00:10 Merci d'être avec nous ce matin face à Marine Turki,
00:12 journaliste au service enquête de Mediapart,
00:14 et Mélodie Bertrand du service police-justice de BFM TV.
00:17 Au lendemain de cette garde à vue de Gérard Depardieu,
00:21 hier à Paris, l'acteur déjà mis en examen pour viol va donc être jugé
00:26 en octobre prochain pour agression sexuelle sur deux femmes
00:30 lors d'un tournage qui remonte à 2021.
00:32 D'abord la parole à la Défense, on va écouter ce que disait hier soir
00:34 à l'issue de la garde à vue de Gérard Depardieu, son avocat.
00:37 La garde à vue est terminée.
00:39 Il n'est plus retenu dans le commissariat.
00:42 Il n'est pas prévu qu'il revienne demain.
00:44 Il n'est pas retenu.
00:45 Pour vous la garde à vue est terminée ?
00:47 La garde à vue est terminée.
00:48 Mais c'est vrai, donc il va rentrer ce soir chez lui ?
00:51 Il n'est plus au commissariat.
00:52 Il n'est plus au commissariat ?
00:53 Non.
00:54 Mélanie, pas très bavard, maître Saint-Palais.
00:56 Que sait-on de la garde à vue ?
00:58 La garde à vue a duré une dizaine d'heures.
01:00 Hier, Gérard Depardieu a pu s'expliquer sur les faits,
01:03 des faits qu'il a contestés, nous a dit Christian Saint-Palais,
01:06 son avocat, à la sortie du commissariat.
01:08 Et d'après nos informations, on sait qu'il y a eu des confrontations
01:11 avec plusieurs plaignantes au sein de ce commissariat parisien.
01:14 C'est desquelles ?
01:15 Marine Turqui pourra vous en dire plus.
01:17 On sait qu'il y a une des plaignantes du film "Les volets verts",
01:21 l'autre, je vous laisse expliquer.
01:23 Il y a eu deux confrontations, avec celle qui se fait appeler Pauline,
01:27 dans la presse, qui dénonce des faits qui auraient eu lieu en 2014
01:31 sur un court métrage de Jean-Pierre Mocky,
01:33 et Amélie, une décoratrice ensemblière du film "Les volets verts" de 53 ans,
01:37 qui est l'une des deux plaignantes de l'affaire dite "Des volets verts"
01:40 qui aujourd'hui est renvoyée en octobre.
01:42 Vous voulez bien nous rappeler ce que racontait Amélie
01:45 au sujet du comportement de Gérard Depardieu sur ce tournage ?
01:48 Elles étaient deux femmes à dénoncer des faits assez similaires
01:50 sur le plateau "Des volets verts", le plateau de tournage.
01:52 Amélie, elle, était en train d'assembler le décor
01:54 quand Gérard Depardieu, ce serait d'après son récit,
01:56 assis sur un tabouret près d'elle, commentant un tableau,
01:59 il aurait alors eu des propos très obscènes,
02:01 et puis quand elle est repassée une heure plus tard dans le couloir,
02:04 en faisant son travail, il l'aurait attrapée violemment,
02:07 aurait refermé ses jambes, parce qu'il était sur le tabouret,
02:09 sur elle, et aurait pétri sa taille, son ventre, sa poitrine.
02:12 Ça a été assez violent, elle a été très choquée,
02:13 ils ont dû être séparés, et ensuite, Gérard Depardieu a été emmené
02:16 par l'un de ses deux gardes du corps, qui est présent tout le temps sur le tournage.

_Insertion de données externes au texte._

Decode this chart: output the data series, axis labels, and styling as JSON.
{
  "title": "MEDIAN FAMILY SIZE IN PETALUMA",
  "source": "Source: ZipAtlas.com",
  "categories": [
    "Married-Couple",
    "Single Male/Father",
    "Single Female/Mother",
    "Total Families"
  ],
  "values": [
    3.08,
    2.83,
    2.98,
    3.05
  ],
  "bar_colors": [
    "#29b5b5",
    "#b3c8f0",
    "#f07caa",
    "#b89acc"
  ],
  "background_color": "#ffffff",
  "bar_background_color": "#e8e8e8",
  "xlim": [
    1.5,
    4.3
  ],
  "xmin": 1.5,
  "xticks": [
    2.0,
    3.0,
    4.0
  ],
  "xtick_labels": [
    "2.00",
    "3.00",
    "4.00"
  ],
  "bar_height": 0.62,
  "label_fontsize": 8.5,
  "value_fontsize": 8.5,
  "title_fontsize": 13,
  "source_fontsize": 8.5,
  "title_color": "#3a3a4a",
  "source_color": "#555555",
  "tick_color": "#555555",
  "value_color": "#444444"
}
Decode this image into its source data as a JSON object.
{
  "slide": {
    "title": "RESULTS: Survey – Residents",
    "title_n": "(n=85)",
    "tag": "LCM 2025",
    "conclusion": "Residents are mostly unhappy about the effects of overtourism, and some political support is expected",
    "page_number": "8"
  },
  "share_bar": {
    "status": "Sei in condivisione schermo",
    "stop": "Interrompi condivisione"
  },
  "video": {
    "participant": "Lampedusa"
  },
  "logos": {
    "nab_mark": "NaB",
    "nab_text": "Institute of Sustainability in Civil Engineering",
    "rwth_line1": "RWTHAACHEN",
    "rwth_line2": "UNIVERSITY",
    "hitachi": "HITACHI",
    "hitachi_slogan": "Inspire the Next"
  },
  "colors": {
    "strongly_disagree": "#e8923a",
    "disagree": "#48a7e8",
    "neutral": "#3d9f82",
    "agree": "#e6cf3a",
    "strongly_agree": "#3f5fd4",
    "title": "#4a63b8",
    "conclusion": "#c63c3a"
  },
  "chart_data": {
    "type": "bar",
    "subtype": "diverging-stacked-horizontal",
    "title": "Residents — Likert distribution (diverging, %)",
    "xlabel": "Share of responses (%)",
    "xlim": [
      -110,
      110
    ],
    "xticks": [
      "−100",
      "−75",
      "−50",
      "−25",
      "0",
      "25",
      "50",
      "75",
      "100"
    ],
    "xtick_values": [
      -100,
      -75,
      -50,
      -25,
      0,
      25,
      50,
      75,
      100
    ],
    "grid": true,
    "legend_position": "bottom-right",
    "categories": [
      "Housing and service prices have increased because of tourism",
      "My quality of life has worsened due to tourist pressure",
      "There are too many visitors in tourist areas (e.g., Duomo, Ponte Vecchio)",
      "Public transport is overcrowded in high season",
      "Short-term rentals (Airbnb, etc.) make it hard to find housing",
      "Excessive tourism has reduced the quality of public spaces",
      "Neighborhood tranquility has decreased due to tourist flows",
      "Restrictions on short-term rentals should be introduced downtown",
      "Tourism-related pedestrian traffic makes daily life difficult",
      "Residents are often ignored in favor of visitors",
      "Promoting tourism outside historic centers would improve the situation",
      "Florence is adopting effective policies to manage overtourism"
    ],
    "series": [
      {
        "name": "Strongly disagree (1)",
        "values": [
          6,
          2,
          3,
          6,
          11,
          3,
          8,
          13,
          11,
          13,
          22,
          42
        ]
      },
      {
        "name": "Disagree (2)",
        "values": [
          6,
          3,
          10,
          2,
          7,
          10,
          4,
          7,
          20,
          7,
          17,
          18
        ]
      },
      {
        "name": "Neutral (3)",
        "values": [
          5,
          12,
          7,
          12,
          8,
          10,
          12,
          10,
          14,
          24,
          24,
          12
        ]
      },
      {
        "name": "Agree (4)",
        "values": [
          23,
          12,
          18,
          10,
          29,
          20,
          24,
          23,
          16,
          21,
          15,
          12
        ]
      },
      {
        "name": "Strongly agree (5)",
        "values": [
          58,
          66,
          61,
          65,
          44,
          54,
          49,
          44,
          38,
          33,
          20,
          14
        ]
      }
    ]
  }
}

02:19 Dans un second temps, il lui a été demandé, à Gérard Depardieu,
02:21 par l'équipe de production, de s'excuser.
02:23 Et c'est là où ça devient complètement lunaire,
02:25 c'est qu'il s'excusait en l'insultant.
02:27 Il lui a dit "Ah, revoilà l'emmerdeuse, alors voilà, je m'excuse,
02:29 t'es contente", et en ayant des propos très vifs,
02:31 elle a été extrêmement traumatisée, sur le coup,
02:33 elle ne voulait pas porter plainte, elle ne voulait pas parler
02:35 de cette histoire. Il faut savoir qu'elle n'a pas travaillé
02:37 pendant deux ans après cette agression qu'elle dénonce.
02:42 Il a fallu un long temps pour qu'elle nous contacte,
02:44 et pour qu'elle réfléchisse peut-être à porter plainte.
02:47 Moi, elle m'a écrit au mois d'octobre, après la prise de parole
02:49 de Gérard Depardieu dans une lettre ouverte dans le Figaro,
02:52 et la prise de parole d'Anouk Grimbert, à l'époque,
02:54 qui dénonçait le comportement de Gérard Depardieu,
02:56 y compris sur ce tournage. Elle a pris contact avec moi
02:58 en me disant "J'ai honte d'avoir eu honte, je ne me tais plus,
03:01 je vais parler". Et même ses enfants n'ont pas compris
03:03 son silence, elle a été extrêmement traumatisée par tout cela.
03:05 Elle a pris la parole, j'ai fait une longue enquête
03:07 qui est sortie au mois de février, et vous voyez la justice
03:09 aujourd'hui, elle a agi rapidement.
03:11 - Je voudrais rappeler que c'est Mediapart,
03:13 les deux renvois concernent les deux plaignantes révélées
03:15 par Mediapart. Marine, est-ce que vous avez
03:17 des informations sur ce qui s'est passé
03:19 pendant cette confrontation ?
03:21 - Alors, j'ai eu effectivement les plaignantes, etc.
03:25 Déjà, Amélie, qui a été confrontée à Gérard Depardieu hier,
03:29 elle a été extrêmement soulagée, je crois que ce soit fini,
03:32 cette confrontation, c'est difficile.
03:34 - C'était tendu, c'était comment ?
03:36 - Oui, d'après ce qu'elle racontait, elle n'était pas très bien préparée,
03:39 mais après, lui expliquait qu'il ne comprenait pas
03:45 tout ce qui lui était reproché, etc.
03:47 - Vous voulez dire qu'il a continué à nier,
03:50 enfin, ne pas reconnaître la gravité des faits ?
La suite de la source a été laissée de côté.